The findings demonstrate a strong interdependence between bee and flowering plant diversity in urban areas. The negative impact of urban fragmentation on flowering plants, in turn, negatively affects bee diversity, highlighting the importance of considering indirect effects mediated by species interactions. The bottom-up effect suggests that plants may have alternative reproductive strategies reducing their dependence on pollinators compared to pollinators' dependence on plants. These results support the need for local management practices to increase native plant diversity in urban areas to benefit wild bees. The study also showed that diverse land-use surrounding urban green spaces can benefit various bee functional groups, emphasizing the importance of both local and landscape-scale resource availability for bee conservation in cities.

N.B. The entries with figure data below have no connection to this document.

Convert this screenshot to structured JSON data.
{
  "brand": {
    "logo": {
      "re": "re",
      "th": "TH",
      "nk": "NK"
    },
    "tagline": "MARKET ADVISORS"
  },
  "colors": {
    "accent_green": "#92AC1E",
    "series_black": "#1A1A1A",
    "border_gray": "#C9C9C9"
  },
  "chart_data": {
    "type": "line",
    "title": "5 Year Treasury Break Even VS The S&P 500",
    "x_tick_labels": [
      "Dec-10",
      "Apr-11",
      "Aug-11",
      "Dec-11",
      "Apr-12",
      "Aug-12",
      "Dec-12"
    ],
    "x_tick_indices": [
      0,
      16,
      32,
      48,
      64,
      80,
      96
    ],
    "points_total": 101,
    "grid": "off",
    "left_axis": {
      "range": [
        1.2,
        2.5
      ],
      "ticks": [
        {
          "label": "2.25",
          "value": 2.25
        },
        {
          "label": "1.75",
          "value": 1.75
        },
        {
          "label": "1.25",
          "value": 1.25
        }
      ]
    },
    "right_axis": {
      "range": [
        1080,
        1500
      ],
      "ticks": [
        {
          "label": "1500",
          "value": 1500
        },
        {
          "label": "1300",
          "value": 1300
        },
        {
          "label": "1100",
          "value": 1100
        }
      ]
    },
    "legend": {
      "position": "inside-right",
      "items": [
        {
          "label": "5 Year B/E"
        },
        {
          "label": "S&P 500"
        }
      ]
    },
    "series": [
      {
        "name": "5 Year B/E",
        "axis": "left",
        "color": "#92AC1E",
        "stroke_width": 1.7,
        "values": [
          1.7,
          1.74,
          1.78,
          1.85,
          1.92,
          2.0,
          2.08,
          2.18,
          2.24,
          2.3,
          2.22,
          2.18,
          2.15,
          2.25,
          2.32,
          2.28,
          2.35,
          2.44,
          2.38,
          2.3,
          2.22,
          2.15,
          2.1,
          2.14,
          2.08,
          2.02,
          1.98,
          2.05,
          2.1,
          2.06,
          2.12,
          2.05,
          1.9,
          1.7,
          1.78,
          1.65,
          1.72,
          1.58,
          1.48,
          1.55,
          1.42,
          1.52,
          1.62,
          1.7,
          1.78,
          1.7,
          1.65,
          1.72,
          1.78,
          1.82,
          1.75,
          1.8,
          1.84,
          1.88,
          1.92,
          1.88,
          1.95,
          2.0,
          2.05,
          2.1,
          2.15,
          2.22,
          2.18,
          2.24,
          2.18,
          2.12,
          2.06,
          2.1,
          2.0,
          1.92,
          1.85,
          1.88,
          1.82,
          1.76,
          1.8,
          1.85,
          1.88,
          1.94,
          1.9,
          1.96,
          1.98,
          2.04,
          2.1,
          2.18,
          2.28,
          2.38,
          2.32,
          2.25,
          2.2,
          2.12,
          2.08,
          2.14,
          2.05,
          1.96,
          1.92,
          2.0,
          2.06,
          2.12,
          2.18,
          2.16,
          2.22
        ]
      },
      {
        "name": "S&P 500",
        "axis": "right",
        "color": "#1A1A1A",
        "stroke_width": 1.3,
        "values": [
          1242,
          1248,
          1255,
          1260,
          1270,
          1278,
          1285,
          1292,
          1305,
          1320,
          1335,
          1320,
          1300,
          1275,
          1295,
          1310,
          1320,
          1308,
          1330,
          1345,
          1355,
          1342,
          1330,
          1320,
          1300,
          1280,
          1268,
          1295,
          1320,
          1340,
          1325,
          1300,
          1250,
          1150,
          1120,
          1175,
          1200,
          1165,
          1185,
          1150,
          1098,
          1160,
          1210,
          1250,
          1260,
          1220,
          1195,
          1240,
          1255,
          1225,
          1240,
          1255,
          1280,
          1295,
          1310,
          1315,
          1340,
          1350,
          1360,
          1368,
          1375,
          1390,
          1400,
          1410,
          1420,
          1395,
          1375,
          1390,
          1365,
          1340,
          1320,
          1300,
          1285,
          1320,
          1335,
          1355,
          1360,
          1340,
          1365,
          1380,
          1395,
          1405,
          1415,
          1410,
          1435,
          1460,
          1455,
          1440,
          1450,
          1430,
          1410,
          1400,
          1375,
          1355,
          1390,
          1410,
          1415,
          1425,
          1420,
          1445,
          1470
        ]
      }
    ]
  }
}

This study reveals strong relationships between bee and flowering plant diversity in urban semi-natural habitats and the negative impact of urban fragmentation on both. The bottom-up effect and the indirect negative impact of fragmentation on bees through its effects on plant richness are significant findings. Increasing native plant diversity in urban areas through simple management practices is crucial for bee conservation. Future research could focus on exploring the effects of fragmentation at different spatial scales for various bee species and the interactions of multiple resources (food and nesting).

The study was conducted in a single city, limiting the generalizability of the findings. The sampling period (June-August) might not fully capture seasonal variations in bee and plant communities. The use of transect walks could potentially introduce bias; while the variable transect method was used to mitigate spatial variation, the potential for uneven sampling remains. The analysis focused on specific functional traits, possibly overlooking other factors influencing plant-bee interactions.